Can't mark packets from named VPN interface?

I have multiple ISP’s and typically put in mangle rules for input and output so that packets leave on the same interface they came in on. I am trying to do that with a VPN tunnel that has been named. The idea is that I have a nat rule on a remote router so when a connection to a certain port on it’s wan port actually forwards across the VPN to the other router. This part actually works. The problem is on the return. Logging actually show the packet coming in and forwarding to the correct address but the return goes out the default route and not back in the VPN. I’ve tried the standard mangle rules but they don’t work. I’ve tried them in ALL chains and nothing works. Any help?

What type of VPN is it?

And is it a traditional VPN in the sense that it connects one closed network to another (e.g. between company branches)
or is it the new hype of VPN that in reality is a tunnel to some different exit point to internet?

Just a standard l2tp-(server/client) connection. Routing between 192.168.1.X and 192.168.2.X

MT2 is a NAT from the ISP, not externally addressable. I want to use the public on MT1 to access Server1.
The port forward to Server1 is straightforward and does hit MT2 just fine, the debug log even shows that it’s IN: is the named VPN, but nothing I do to tag that traffic and send it back out the same interface is working. I would normally just mark the connection on everything over the named interface then route it back out on the OUTPUT chain. Doesn’t work with the VPN interface.
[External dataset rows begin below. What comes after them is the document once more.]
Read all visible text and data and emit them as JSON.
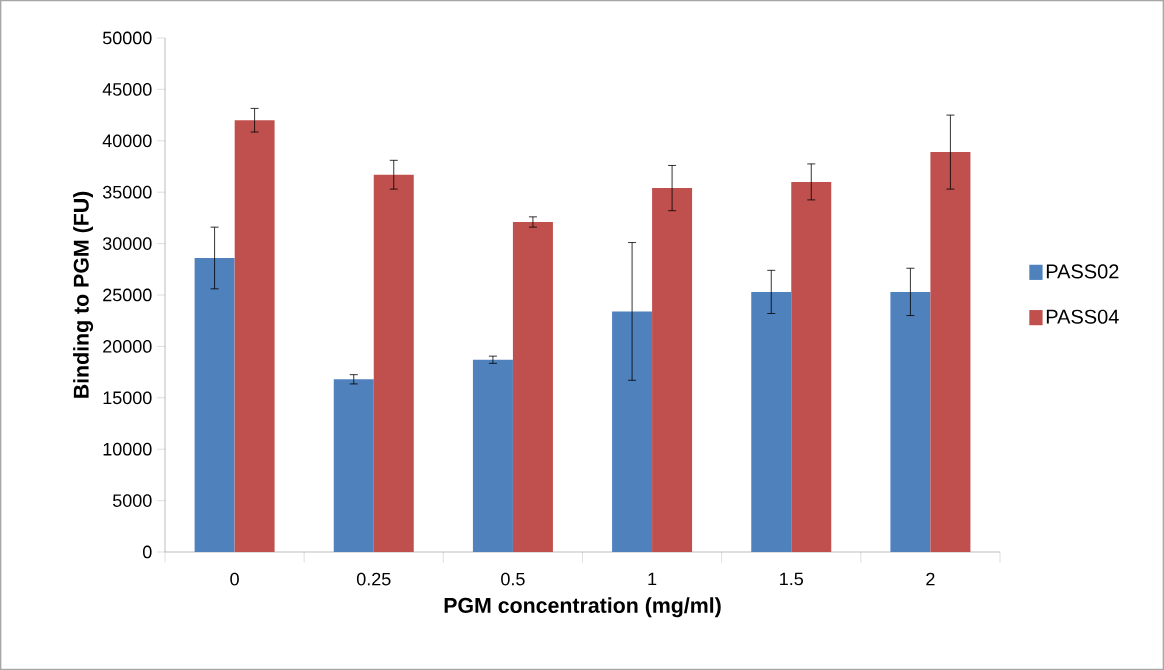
{
  "chart_data": {
    "type": "bar",
    "xlabel": "PGM concentration (mg/ml)",
    "ylabel": "Binding to PGM (FU)",
    "categories": [
      "0",
      "0.25",
      "0.5",
      "1",
      "1.5",
      "2"
    ],
    "series": [
      {
        "name": "PASS02",
        "color": "#4f81bd",
        "values": [
          28600,
          16800,
          18700,
          23400,
          25300,
          25300
        ],
        "errors": [
          3000,
          450,
          350,
          6700,
          2100,
          2300
        ]
      },
      {
        "name": "PASS04",
        "color": "#c0504d",
        "values": [
          42000,
          36700,
          32100,
          35400,
          36000,
          38900
        ],
        "errors": [
          1150,
          1400,
          500,
          2200,
          1750,
          3600
        ]
      }
    ],
    "ylim": [
      0,
      50000
    ],
    "yticks": [
      0,
      5000,
      10000,
      15000,
      20000,
      25000,
      30000,
      35000,
      40000,
      45000,
      50000
    ],
    "grid": false,
    "legend": "right"
  }
}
I DO have a workaround… but it seems nasty, involving dynamically created address lists.

Public 1 (Non-nat) Public 1 (nat’d by isp)
| |
MT1 (.1.X) ---------------------MT2 (.2.X)
|
Server1 (.2.X)


This diagram looks good in the preview but not the post. But I think you get it.

In this case you can mark the traffic by its address, as the endpoints of the VPN both are small networks.
On the L2TP server side, it is also possible to use a dedicated PPP profile (copy the default profile) and
set the “interface list” option in that profile to an interface list you have created. That will add the VPN
interface to an interface list at the time it is established, and that list membership can be used to match
the traffic.

I understood where you were going with that.. but that’s the problem. Traffic DOESN’T match on the the VPN interface name. I’ve tried every path, input, prerouting, etc, but nothing is matching on the vpn interface name. Matches on a “real” interface just fine.

Please clarify what you mean with “match the interface name”.